Ludt, of Poland, a three-term county commissioner, was successfully challenged by Carol Rimedio-Righetti, who is in her second term as Youngstown’s 4th Ward city councilwoman.
The margin of victory for Rimedio-Righetti was 56 to 44 percent. For Sciortino, it was 63 to 37 percent.
“Thank you. God bless you, and we’re not done. The fight is not over,” Rimedio-Righetti told her supporters, referring to the November election.
When Rimedio-Righetti declared her victory shortly before 10 p.m. at Democratic Party headquarters in Mahoning Plaza, Atty. David Betras, party chairman, led the crowd at party headquarters in chanting “Carol! Carol! Carol!”
“I attribute my victory to people in the valley wanting a change in government, a change in leadership,” she said. Her goal, if she wins in November, will be “to relieve all the gridlock” in county government and “bring everybody to the table together so that we can create a plan together that will help Mahoning County move into the 21st century.”
“I think it was anti-incumbent, and I think this is happening nationwide,” Ludt said of his defeat. “Special interests had a lot to do with this,” he said, declining to elaborate.
“I’m proud of my record and all the infrastructure we’ve done in the last 12 years. My record speaks for itself,” Ludt said. “I wish Carol well.”
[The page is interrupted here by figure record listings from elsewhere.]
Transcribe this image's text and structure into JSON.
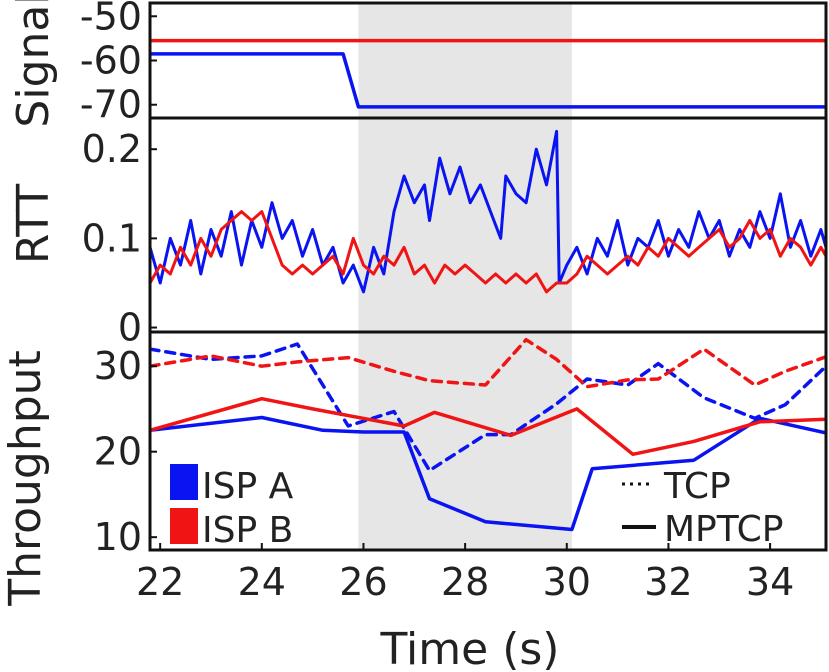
{
  "chart_data": {
    "type": "line",
    "x_label": "Time (s)",
    "xlim": [
      21.8,
      35.1
    ],
    "x_ticks": [
      "22",
      "24",
      "26",
      "28",
      "30",
      "32",
      "34"
    ],
    "shaded_region": [
      25.9,
      30.1
    ],
    "colors": {
      "isp_a": "#0a14f0",
      "isp_b": "#f01414",
      "shade": "#e6e6e6"
    },
    "panels": [
      {
        "id": "signal",
        "ylabel": "Signal",
        "ylim": [
          -73,
          -47
        ],
        "y_ticks": [
          "-50",
          "-60",
          "-70"
        ],
        "series": [
          {
            "name": "ISP A",
            "color": "#0a14f0",
            "style": "solid",
            "x": [
              21.8,
              25.6,
              25.9,
              35.1
            ],
            "y": [
              -58.5,
              -58.5,
              -70.5,
              -70.5
            ]
          },
          {
            "name": "ISP B",
            "color": "#f01414",
            "style": "solid",
            "x": [
              21.8,
              35.1
            ],
            "y": [
              -55.5,
              -55.5
            ]
          }
        ]
      },
      {
        "id": "rtt",
        "ylabel": "RTT",
        "ylim": [
          -0.005,
          0.235
        ],
        "y_ticks": [
          "0",
          "0.1",
          "0.2"
        ],
        "series": [
          {
            "name": "ISP A",
            "color": "#0a14f0",
            "style": "solid",
            "x": [
              21.8,
              22.0,
              22.2,
              22.4,
              22.6,
              22.8,
              23.0,
              23.2,
              23.4,
              23.6,
              23.8,
              24.0,
              24.2,
              24.4,
              24.6,
              24.8,
              25.0,
              25.2,
              25.4,
              25.6,
              25.8,
              26.0,
              26.2,
              26.4,
              26.6,
              26.8,
              27.0,
              27.2,
              27.3,
              27.5,
              27.7,
              27.9,
              28.1,
              28.3,
              28.5,
              28.7,
              28.8,
              29.0,
              29.2,
              29.4,
              29.6,
              29.8,
              29.85,
              30.0,
              30.2,
              30.4,
              30.6,
              30.8,
              31.0,
              31.2,
              31.4,
              31.6,
              31.8,
              32.0,
              32.2,
              32.4,
              32.6,
              32.8,
              33.0,
              33.2,
              33.4,
              33.6,
              33.8,
              34.0,
              34.2,
              34.4,
              34.6,
              34.8,
              35.0,
              35.1
            ],
            "y": [
              0.09,
              0.05,
              0.1,
              0.07,
              0.12,
              0.06,
              0.11,
              0.08,
              0.13,
              0.07,
              0.12,
              0.09,
              0.14,
              0.1,
              0.12,
              0.08,
              0.11,
              0.07,
              0.09,
              0.05,
              0.07,
              0.04,
              0.09,
              0.06,
              0.13,
              0.17,
              0.14,
              0.16,
              0.12,
              0.19,
              0.15,
              0.18,
              0.14,
              0.16,
              0.13,
              0.1,
              0.17,
              0.15,
              0.14,
              0.2,
              0.16,
              0.22,
              0.05,
              0.07,
              0.09,
              0.06,
              0.1,
              0.08,
              0.12,
              0.07,
              0.1,
              0.09,
              0.12,
              0.08,
              0.11,
              0.09,
              0.13,
              0.1,
              0.12,
              0.08,
              0.11,
              0.09,
              0.13,
              0.1,
              0.15,
              0.09,
              0.12,
              0.08,
              0.11,
              0.09
            ]
          },
          {
            "name": "ISP B",
            "color": "#f01414",
            "style": "solid",
            "x": [
              21.8,
              22.0,
              22.2,
              22.4,
              22.6,
              22.8,
              23.0,
              23.2,
              23.4,
              23.6,
              23.8,
              24.0,
              24.2,
              24.4,
              24.6,
              24.8,
              25.0,
              25.2,
              25.4,
              25.6,
              25.8,
              26.0,
              26.2,
              26.4,
              26.6,
              26.8,
              27.0,
              27.2,
              27.4,
              27.6,
              27.8,
              28.0,
              28.2,
              28.4,
              28.6,
              28.8,
              29.0,
              29.2,
              29.4,
              29.6,
              29.8,
              30.0,
              30.2,
              30.4,
              30.6,
              30.8,
              31.0,
              31.2,
              31.4,
              31.6,
              31.8,
              32.0,
              32.2,
              32.4,
              32.6,
              32.8,
              33.0,
              33.2,
              33.4,
              33.6,
              33.8,
              34.0,
              34.2,
              34.4,
              34.6,
              34.8,
              35.0,
              35.1
            ],
            "y": [
              0.05,
              0.07,
              0.06,
              0.09,
              0.07,
              0.1,
              0.08,
              0.11,
              0.12,
              0.13,
              0.12,
              0.13,
              0.1,
              0.07,
              0.06,
              0.07,
              0.06,
              0.07,
              0.08,
              0.06,
              0.1,
              0.07,
              0.06,
              0.08,
              0.07,
              0.09,
              0.06,
              0.07,
              0.05,
              0.07,
              0.06,
              0.07,
              0.06,
              0.05,
              0.06,
              0.05,
              0.06,
              0.05,
              0.06,
              0.04,
              0.05,
              0.05,
              0.06,
              0.08,
              0.07,
              0.06,
              0.07,
              0.08,
              0.07,
              0.09,
              0.08,
              0.1,
              0.09,
              0.08,
              0.09,
              0.1,
              0.11,
              0.09,
              0.1,
              0.12,
              0.1,
              0.11,
              0.08,
              0.1,
              0.09,
              0.07,
              0.09,
              0.08
            ]
          }
        ]
      },
      {
        "id": "throughput",
        "ylabel": "Throughput",
        "ylim": [
          8.5,
          34
        ],
        "y_ticks": [
          "10",
          "20",
          "30"
        ],
        "series": [
          {
            "name": "ISP A TCP",
            "color": "#0a14f0",
            "style": "dashed",
            "x": [
              21.8,
              23.0,
              24.0,
              24.7,
              25.7,
              26.6,
              27.3,
              28.4,
              28.9,
              29.8,
              30.4,
              31.2,
              31.8,
              32.7,
              33.7,
              34.3,
              35.1
            ],
            "y": [
              32.0,
              30.8,
              31.2,
              32.6,
              23.0,
              24.7,
              17.8,
              22.0,
              22.0,
              25.6,
              28.5,
              27.8,
              30.3,
              26.3,
              23.9,
              25.5,
              30.0
            ]
          },
          {
            "name": "ISP B TCP",
            "color": "#f01414",
            "style": "dashed",
            "x": [
              21.8,
              23.0,
              24.0,
              24.7,
              25.7,
              26.6,
              27.3,
              28.4,
              29.2,
              29.8,
              30.4,
              31.2,
              31.8,
              32.7,
              33.7,
              34.3,
              35.1
            ],
            "y": [
              30.0,
              31.2,
              30.0,
              30.5,
              31.0,
              29.4,
              28.3,
              27.8,
              33.1,
              30.8,
              27.6,
              28.4,
              28.5,
              32.0,
              27.8,
              29.4,
              31.1
            ]
          },
          {
            "name": "ISP A MPTCP",
            "color": "#0a14f0",
            "style": "solid",
            "x": [
              21.8,
              24.0,
              25.2,
              26.0,
              26.8,
              27.3,
              28.4,
              30.1,
              30.5,
              32.5,
              33.8,
              35.1
            ],
            "y": [
              22.5,
              24.0,
              22.5,
              22.3,
              22.3,
              14.5,
              11.8,
              10.9,
              18.0,
              19.0,
              23.9,
              22.2
            ]
          },
          {
            "name": "ISP B MPTCP",
            "color": "#f01414",
            "style": "solid",
            "x": [
              21.8,
              24.0,
              25.0,
              26.8,
              27.4,
              28.9,
              30.2,
              31.3,
              32.5,
              33.8,
              35.1
            ],
            "y": [
              22.5,
              26.2,
              25.0,
              23.0,
              24.6,
              21.9,
              25.0,
              19.7,
              21.2,
              23.5,
              23.8
            ]
          }
        ],
        "legend_left": {
          "position": "bottom-left",
          "items": [
            {
              "label": "ISP A",
              "color": "#0a14f0"
            },
            {
              "label": "ISP B",
              "color": "#f01414"
            }
          ]
        },
        "legend_right": {
          "position": "bottom-right",
          "items": [
            {
              "label": "TCP",
              "style": "dotted"
            },
            {
              "label": "MPTCP",
              "style": "solid"
            }
          ]
        }
      }
    ]
  }
}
In his election campaign, Ludt listed his priorities as completion of Oakhill Renaissance Place as a one-stop shop for government services, renewal of the sales tax, keeping the county jail functioning and obtaining more federal and state funds.
Rimedio-Righetti, who received the Democratic Party endorsement, said her priorities would be establishing a comprehensive five-year economic development plan and of a county grant-application writing department and offering retirement incentives to county employees.
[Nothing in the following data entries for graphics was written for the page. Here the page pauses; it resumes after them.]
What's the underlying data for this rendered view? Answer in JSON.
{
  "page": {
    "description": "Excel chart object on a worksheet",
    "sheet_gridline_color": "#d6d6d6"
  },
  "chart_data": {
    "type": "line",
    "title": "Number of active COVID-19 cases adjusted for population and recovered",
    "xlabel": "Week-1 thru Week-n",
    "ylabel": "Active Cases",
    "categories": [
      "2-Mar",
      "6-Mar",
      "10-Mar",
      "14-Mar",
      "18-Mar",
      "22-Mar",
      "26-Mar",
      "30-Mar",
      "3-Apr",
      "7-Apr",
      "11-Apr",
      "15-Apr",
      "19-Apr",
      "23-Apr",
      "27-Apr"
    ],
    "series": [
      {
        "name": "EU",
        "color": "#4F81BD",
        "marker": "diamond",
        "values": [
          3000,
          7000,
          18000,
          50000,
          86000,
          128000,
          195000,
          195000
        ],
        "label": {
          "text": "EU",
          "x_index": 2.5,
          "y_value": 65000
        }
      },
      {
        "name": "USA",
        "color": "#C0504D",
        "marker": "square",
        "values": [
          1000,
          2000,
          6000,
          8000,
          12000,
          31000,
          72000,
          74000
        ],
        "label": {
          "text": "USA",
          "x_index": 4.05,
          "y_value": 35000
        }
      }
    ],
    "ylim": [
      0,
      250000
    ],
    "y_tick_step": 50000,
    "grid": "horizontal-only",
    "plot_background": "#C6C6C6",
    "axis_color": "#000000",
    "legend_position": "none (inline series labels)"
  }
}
In the auditor’s race, Sciortino, of Austintown, who became auditor in 2005 and received the Democratic Party endorsement for re-election this year, was challenged by Andrew D’Apolito, of Canfield, who retired last year as superintendent of operations at the Mahoning County Sanitary Engineering Department.
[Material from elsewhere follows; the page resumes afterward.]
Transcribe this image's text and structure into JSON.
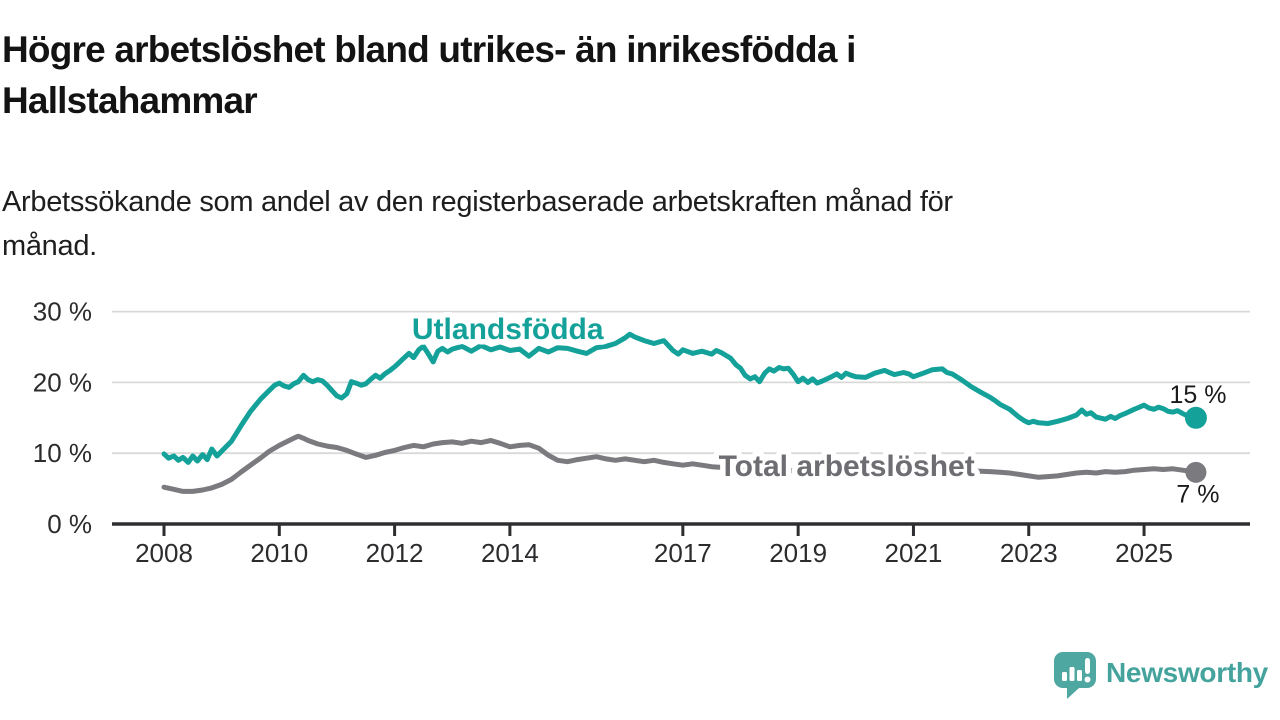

Dr. William Binning, professor emeritus of political science at Youngstown State University, attributed Sciortino’s victory to his advantage of incumbency, his having been endorsed by the Democratic Party, and a minimal campaign run by D’Apolito.
“I’m very happy that every endorsed Democrat from the Mahoning County Democratic Party won,” Betras said.
Sciortino continues to work under a cloud of an extended grand jury investigating potential conflicts of interest concerning the dispute over the county’s purchase of Oakhill Renaissance Place.
Sciortino refused to issue the $75,000 check for the purchase of Oakhill until a judge ordered him to do so at the end of a trial, in which the Cafaro Co., former landlord of the county’s Department of Job and Family Services, unsuccessfully tried to rescind the county’s purchase of Oakhill.
JFS moved to Oakhill from Cafaro’s Garland Plaza on the city’s East Side. Oakhill is the former Forum Health Southside Medical Center.
In June 2007, D’Apolito was suspended three days without pay, stripped of his personnel management responsibilities and reassigned from headquarters to a sewage treatment plant office, where he spent the final two years of his 36-year career with the sanitary engineer’s department.
Backed by a resolution from the county commissioners, Sanitary Engineer Joseph V. Warino suspended D’Apolito for failing to document absences, willful disregard of county policies and “threatening, intimidating, coercing or interfering with” another employee.
This was the only disciplinary action against D’Apolito during his sanitary engineering department career.